The labyrinth is the outer wall of the inner ear that helps you sense movement and position. It also helps control eye movements. The condition can be either genetic or acquired.

Infantile nystagmus syndrome

Congenital nystagmus is called infantile nystagmus syndrome (INS). It can be an inherited genetic condition. INS usually appears in the first six to three months of a child’s life.

This type is usually mild and is not usually caused by an underlying health problem. In rare cases, congenital eye disease can cause INS. Albinism is a genetic condition associated with INS.

Most people with INS do not need treatment and have no future problems. In fact, most people with INS don’t even notice the movements of their eyes. However, vision problems are common.

Vision problems range from mild to severe and most people need corrective lenses or decide to have corrective surgery.

Acquired nystagmus

Acquired, or acute, nystagmus can develop at any stage of life. It often occurs due to injury or disease. This can typically occur due to events that affect the labyrinth in the inner ear.

What are the causes of acquired nystagmus?

  • Stroke
  • Some medications, including narcotics and antiseptics, such as phenytoin (Dilantin)
  • Excessive alcohol drinking
  • Head injury or trauma
  • Eye diseases
  • Inner ear diseases
  • B-12 or thiamine deficiencies
  • Brain tumours
  • Central nervous system diseases, including multiple sclerosis.

When to seek treatment for nystagmus

See your doctor if you begin to notice symptoms. It always occurs due to an underlying health condition. You’ll want to determine what that condition is and how best to treat it.

Diagnosis

If you have this type of disease, the condition worsens, or you are concerned about your vision, you should see an ophthalmologist.

Your ophthalmologist can diagnose through an eye exam. They will ask about your medical history to find out if any underlying health problems, medications, or environmental conditions are contributing to your vision problems.
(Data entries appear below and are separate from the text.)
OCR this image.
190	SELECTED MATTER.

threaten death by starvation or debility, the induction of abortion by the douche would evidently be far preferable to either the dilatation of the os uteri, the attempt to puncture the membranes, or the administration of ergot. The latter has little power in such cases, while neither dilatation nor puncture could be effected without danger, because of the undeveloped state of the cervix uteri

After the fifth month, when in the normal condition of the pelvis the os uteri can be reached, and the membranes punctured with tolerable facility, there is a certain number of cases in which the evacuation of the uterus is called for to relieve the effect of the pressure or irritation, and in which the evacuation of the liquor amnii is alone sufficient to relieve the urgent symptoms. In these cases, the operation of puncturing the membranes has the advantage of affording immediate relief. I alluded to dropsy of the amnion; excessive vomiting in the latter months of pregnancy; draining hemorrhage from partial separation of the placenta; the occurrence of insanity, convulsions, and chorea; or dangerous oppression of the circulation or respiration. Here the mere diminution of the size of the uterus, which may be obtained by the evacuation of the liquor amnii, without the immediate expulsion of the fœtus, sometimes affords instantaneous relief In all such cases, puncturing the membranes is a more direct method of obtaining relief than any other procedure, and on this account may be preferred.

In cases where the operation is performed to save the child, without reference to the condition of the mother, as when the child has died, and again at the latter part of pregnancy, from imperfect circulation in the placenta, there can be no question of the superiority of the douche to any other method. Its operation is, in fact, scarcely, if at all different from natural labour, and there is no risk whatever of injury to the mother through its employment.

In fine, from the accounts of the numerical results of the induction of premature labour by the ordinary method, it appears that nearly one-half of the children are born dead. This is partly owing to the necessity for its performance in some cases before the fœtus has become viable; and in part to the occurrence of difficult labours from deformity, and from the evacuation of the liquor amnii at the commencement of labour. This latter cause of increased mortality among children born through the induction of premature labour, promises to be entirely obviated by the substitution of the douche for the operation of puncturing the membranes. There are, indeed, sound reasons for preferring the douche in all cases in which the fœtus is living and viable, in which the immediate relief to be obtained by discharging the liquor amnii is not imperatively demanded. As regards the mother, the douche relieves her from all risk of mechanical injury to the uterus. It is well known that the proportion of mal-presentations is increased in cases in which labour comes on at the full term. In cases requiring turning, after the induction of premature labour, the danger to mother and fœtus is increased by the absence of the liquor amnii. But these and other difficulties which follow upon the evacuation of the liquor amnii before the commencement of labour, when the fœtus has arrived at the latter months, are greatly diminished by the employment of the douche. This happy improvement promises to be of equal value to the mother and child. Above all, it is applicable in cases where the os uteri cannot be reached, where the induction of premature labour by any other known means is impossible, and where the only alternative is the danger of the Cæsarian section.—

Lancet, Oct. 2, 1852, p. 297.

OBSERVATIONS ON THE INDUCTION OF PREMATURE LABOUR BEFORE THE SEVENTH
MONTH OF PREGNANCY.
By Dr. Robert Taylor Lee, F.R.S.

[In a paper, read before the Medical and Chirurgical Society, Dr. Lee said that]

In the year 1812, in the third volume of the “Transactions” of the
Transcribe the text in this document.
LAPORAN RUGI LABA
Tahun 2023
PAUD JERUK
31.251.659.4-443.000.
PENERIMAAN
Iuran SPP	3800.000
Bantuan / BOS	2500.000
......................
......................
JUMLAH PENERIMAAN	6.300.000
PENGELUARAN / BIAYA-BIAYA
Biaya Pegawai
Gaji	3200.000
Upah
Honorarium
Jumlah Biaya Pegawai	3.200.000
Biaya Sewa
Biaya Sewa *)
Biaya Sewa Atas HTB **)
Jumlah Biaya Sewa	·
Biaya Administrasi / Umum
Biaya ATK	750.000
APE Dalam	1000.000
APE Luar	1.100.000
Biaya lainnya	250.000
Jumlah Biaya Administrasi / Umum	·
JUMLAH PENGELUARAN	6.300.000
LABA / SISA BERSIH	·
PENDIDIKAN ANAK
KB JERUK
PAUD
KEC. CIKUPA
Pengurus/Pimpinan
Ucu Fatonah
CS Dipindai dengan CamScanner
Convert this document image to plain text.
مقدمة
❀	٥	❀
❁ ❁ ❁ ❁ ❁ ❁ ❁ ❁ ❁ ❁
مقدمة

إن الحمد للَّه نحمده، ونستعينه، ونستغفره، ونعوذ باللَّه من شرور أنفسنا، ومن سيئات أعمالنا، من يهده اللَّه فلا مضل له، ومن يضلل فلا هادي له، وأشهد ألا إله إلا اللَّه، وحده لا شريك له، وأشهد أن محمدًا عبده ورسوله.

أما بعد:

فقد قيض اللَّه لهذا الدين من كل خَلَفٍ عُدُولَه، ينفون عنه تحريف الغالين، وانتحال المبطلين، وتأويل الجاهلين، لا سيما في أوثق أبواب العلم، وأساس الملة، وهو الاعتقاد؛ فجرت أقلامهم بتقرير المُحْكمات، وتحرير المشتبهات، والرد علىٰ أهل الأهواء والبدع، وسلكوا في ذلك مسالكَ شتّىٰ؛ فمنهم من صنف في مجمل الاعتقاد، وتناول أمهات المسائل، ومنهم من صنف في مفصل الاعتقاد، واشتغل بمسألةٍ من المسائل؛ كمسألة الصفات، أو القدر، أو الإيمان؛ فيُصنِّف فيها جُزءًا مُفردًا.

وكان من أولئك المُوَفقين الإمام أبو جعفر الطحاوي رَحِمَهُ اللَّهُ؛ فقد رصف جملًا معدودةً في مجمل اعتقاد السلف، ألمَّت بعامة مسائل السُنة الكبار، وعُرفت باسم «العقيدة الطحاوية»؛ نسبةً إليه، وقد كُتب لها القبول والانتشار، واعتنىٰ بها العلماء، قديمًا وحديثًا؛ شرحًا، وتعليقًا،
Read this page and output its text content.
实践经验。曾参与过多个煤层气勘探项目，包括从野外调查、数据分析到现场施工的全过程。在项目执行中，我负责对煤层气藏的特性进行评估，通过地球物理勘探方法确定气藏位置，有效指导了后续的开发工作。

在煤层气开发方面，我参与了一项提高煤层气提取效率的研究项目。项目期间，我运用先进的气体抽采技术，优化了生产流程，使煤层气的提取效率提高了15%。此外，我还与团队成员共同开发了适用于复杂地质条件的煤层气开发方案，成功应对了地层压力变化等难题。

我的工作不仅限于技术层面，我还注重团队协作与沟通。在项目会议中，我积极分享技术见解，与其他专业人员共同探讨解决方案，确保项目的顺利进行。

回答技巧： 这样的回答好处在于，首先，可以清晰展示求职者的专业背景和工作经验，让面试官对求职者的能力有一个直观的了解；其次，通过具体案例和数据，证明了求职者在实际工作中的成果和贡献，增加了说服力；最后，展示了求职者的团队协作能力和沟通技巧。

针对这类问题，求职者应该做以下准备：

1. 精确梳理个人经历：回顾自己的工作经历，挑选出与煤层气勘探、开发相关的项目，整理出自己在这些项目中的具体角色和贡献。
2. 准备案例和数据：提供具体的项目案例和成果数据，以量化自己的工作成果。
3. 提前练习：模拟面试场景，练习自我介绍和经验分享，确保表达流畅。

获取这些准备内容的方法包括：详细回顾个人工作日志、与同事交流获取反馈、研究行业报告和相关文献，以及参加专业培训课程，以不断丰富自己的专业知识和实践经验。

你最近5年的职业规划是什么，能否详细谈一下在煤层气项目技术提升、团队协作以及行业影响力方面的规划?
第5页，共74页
They can also be:

  • Perform a refraction test to determine the optimal power of the lens you need to replace for your vision problems.
  • Test your eyesight, movement, and how they work together to see problems that affect control of your eye movements or make it difficult to use both eyes at the same time.

Treatment

Treatment depends on whether the condition is congenital or acquired. It does not require treatment, but the following can help improve your vision:

  • Eyeglasses
  • Contact lenses

Sometimes this subsides in childhood without treatment. If your child has a very bad case, your doctor may prescribe a surgery called a tenotomy to change the position of the muscle that controls eye movement.

These surgeries may not cure, but they can reduce the level at which your child turns his head to improve vision.

Some common treatments are:

  • Changing medications
  • Correct vitamin deficiencies with supplements and diet adjustments.
  • Eye drops for eye infections
  • Antibiotics for inner ear infections.
  • Special eyeglass lenses called prisms

Outlook for people who have nystagmus

This can improve over time with or without treatment. However, it usually never goes away completely.

The symptoms can make daily tasks more challenging. For instance, those with severe nystagmus may not be able to get a driver’s license, which can limit their mobility and require them to make transportation arrangements regularly.

Another challenge of acute nystagmus is finding the help of a caregiver. If you have very poor eyesight, you may need help with daily activities. Limited eyesight may increase the chances of injury.